A realidade vivida no dia a dia da pecuária extensiva de corte alterna momentos de tranquilidade, quando os bois estão no pasto, com períodos de extrema agitação, quando é preciso realizar algum manejo com o gado. Tanto para os homens, que ali trabalham, como para os animais, essa lida diária é caracterizada pelo trabalho duro e, muitas vezes agressivo, que coloca homens e animais sob estresse e riscos de acidentes. Além disso, sem que se note claramente, há prejuízos no resultado econômico da atividade.
As considerações são do professor Mateus Paranhos da Costa, da Unesp de Jaboticabal (SP), que há alguns anos pesquisa a qualidade total no manejo adequado de bovinos de corte. Os resultados representam um alerta para muitos pecuaristas que ainda não estão atentos ao que essa rotina menos agradável do cotidiano nas fazendas pode representar para a produtividade de seu negócio.

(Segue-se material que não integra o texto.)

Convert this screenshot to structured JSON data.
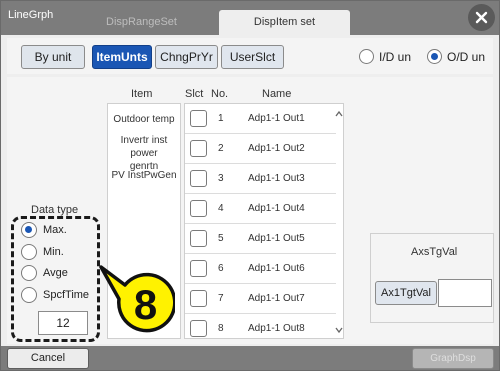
{
  "window": {
    "title": "LineGrph",
    "tabs": [
      {
        "label": "DispRangeSet",
        "active": false
      },
      {
        "label": "DispItem set",
        "active": true
      }
    ],
    "close_icon": "close-icon"
  },
  "toolbar": {
    "buttons": [
      {
        "label": "By unit",
        "selected": false
      },
      {
        "label": "ItemUnts",
        "selected": true
      },
      {
        "label": "ChngPrYr",
        "selected": false
      },
      {
        "label": "UserSlct",
        "selected": false
      }
    ],
    "io_options": [
      {
        "label": "I/D un",
        "selected": false
      },
      {
        "label": "O/D un",
        "selected": true
      }
    ]
  },
  "list": {
    "headers": {
      "item": "Item",
      "slct": "Slct",
      "no": "No.",
      "name": "Name"
    },
    "items": [
      "Outdoor temp",
      "Invertr inst power genrtn",
      "PV InstPwGen"
    ],
    "rows": [
      {
        "no": "1",
        "name": "Adp1-1 Out1",
        "checked": false
      },
      {
        "no": "2",
        "name": "Adp1-1 Out2",
        "checked": false
      },
      {
        "no": "3",
        "name": "Adp1-1 Out3",
        "checked": false
      },
      {
        "no": "4",
        "name": "Adp1-1 Out4",
        "checked": false
      },
      {
        "no": "5",
        "name": "Adp1-1 Out5",
        "checked": false
      },
      {
        "no": "6",
        "name": "Adp1-1 Out6",
        "checked": false
      },
      {
        "no": "7",
        "name": "Adp1-1 Out7",
        "checked": false
      },
      {
        "no": "8",
        "name": "Adp1-1 Out8",
        "checked": false
      }
    ]
  },
  "data_type": {
    "label": "Data type",
    "options": [
      {
        "label": "Max.",
        "selected": true
      },
      {
        "label": "Min.",
        "selected": false
      },
      {
        "label": "Avge",
        "selected": false
      },
      {
        "label": "SpcfTime",
        "selected": false
      }
    ],
    "spcf_value": "12"
  },
  "callout": {
    "number": "8"
  },
  "axs": {
    "title": "AxsTgVal",
    "button_label": "Ax1TgtVal",
    "value": ""
  },
  "bottom": {
    "cancel_label": "Cancel",
    "graph_label": "GraphDsp"
  },
  "colors": {
    "accent": "#1a56b4",
    "bar": "#7c7c7c"
  }
}
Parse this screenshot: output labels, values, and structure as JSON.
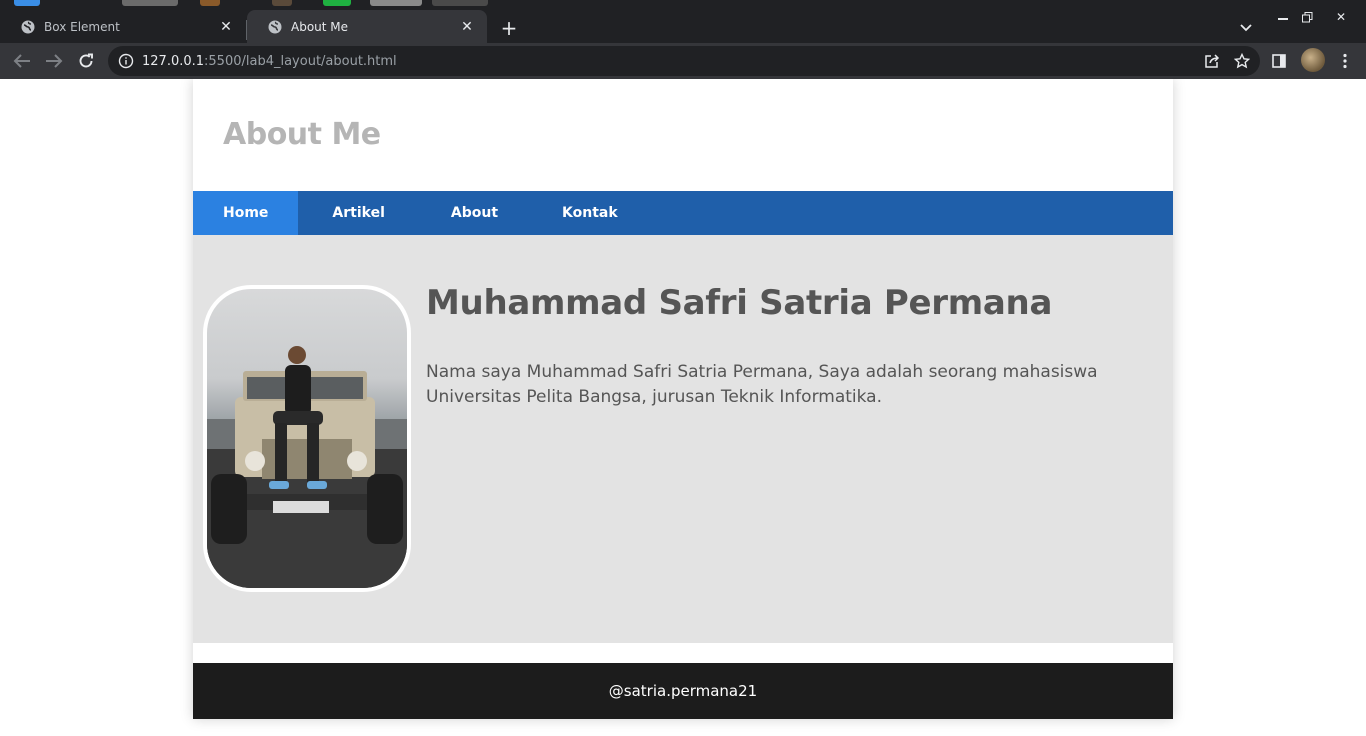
{
  "browser": {
    "tabs": [
      {
        "title": "Box Element",
        "active": false
      },
      {
        "title": "About Me",
        "active": true
      }
    ],
    "url_host": "127.0.0.1",
    "url_rest": ":5500/lab4_layout/about.html"
  },
  "page": {
    "header_title": "About Me",
    "nav": [
      {
        "label": "Home",
        "active": true
      },
      {
        "label": "Artikel",
        "active": false
      },
      {
        "label": "About",
        "active": false
      },
      {
        "label": "Kontak",
        "active": false
      }
    ],
    "profile_name": "Muhammad Safri Satria Permana",
    "bio": "Nama saya Muhammad Safri Satria Permana, Saya adalah seorang mahasiswa Universitas Pelita Bangsa, jurusan Teknik Informatika.",
    "footer_text": "@satria.permana21"
  },
  "colors": {
    "nav_bg": "#1f5faa",
    "nav_active": "#2b81e1",
    "content_bg": "#e3e3e3",
    "footer_bg": "#1c1c1c",
    "header_title": "#b5b5b5"
  }
}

Segundo o professor, muitos pessoas consideram como normal uma situação que mais parece uma batalha entre o tratador e o animal. Atividades como apartar, identificar, vacinar, descornas, casquear, curas de lesões, entre outras, têm sido conduzidas de forma equivocada, num manejo inadequado, com ações agressivas que condicionam os animais a terem medo dos seres humanos e das áreas de manejo. De acordo com outro pesquisador da Unesp, Marcos Chiquitelli Neto, é possível desenvolver um manejo adequado dos animais e obter resultados melhores em produtividade. ''O segredo é usar o bom senso no trato com o gado'', avisa Chiquitelli.
O manejo racional e adequado de bovinos de corte, no que chamam de ambiência animal, tem sido tema de estudos na Unesp desde os anos 90. Foi iniciado a partir de dados do Fundepec, de São Paulo, que apontavam altos índices de hematomas em carcaças bovinas provocados, muitas vezes, pelos maus tratos a que estavam sujeitos os animais na fazenda, no transporte e no curral de pré-abate das indústrias. De lá para cá já foram realizados treinamentos a campo para comparar resultados dos manejos convencional e racional.
''O objetivo sempre foi orientar um manejo com os animais mais humano e, portanto, correto,'' explica Chiquitelli. De lá para cá os pesquisadores têm sido convidados frequentemente para abordar o assunto, um tema que, até então, nunca foi muito considerado em pecuária. Parte do trabalho dos pesquisadores da Unesp também foi apresentado a técnicos e pecuaristas de Londrina, em abril, durante a exposição agropecuária.
De acordo com a pesquisa, a figura do antigo ''vaqueiro'' que tratava do gado e tinha mais identificação com os animais, aos poucos foi cedendo lugar para um tipo de tratador que encara o trabalho de uma maneira rude. Em alguns casos a relação passou a ser provação de forças e não de eficiência e, com isso, em muitos casos, tornou-se até violenta. ''O animal responde de acordo com o estímulo que lhe é dado,'' avalia Chiquitelli. ''Quem já não viu numa fazenda os tratadores laçando, derrubando e amarrando um animal no meio do pasto, numa cena que mais parece uma batalha, '' completa o veterinário José Renato Santos, de Paranavaí, que também participou de uma etapa do estudo da Unesp.
Cenas de ''batalha'', segundo o veterinário, poderiam ser evitadas com o uso, por exemplo, do tronco de contenção, uma ferramenta que hoje fica sub-dimensionada em muitas propriedades. ''Numa descorna ou casqueamento, por exemplo, o uso do tronco, além de evitar machucar o animal na hora de imobilizá-lo, garante higiene no trabalho, evitando risco de contaminação que se tem com o animal deitado no chão.''
Chiquitelli explica que parte do estudo da Unesp diz respeito ao uso do tronco de contenção para vários manejos com os animais. O tronco, segundo ele, é uma ferramenta importante que quando bem usada facilita o trabalho na fazenda como a vacinação dos animais. Mas ele avisa que o bom trato significa também boa comida, água, sombra e outros manejos que garantam saúde aos animais e um ambiente propício que não afete sua produção.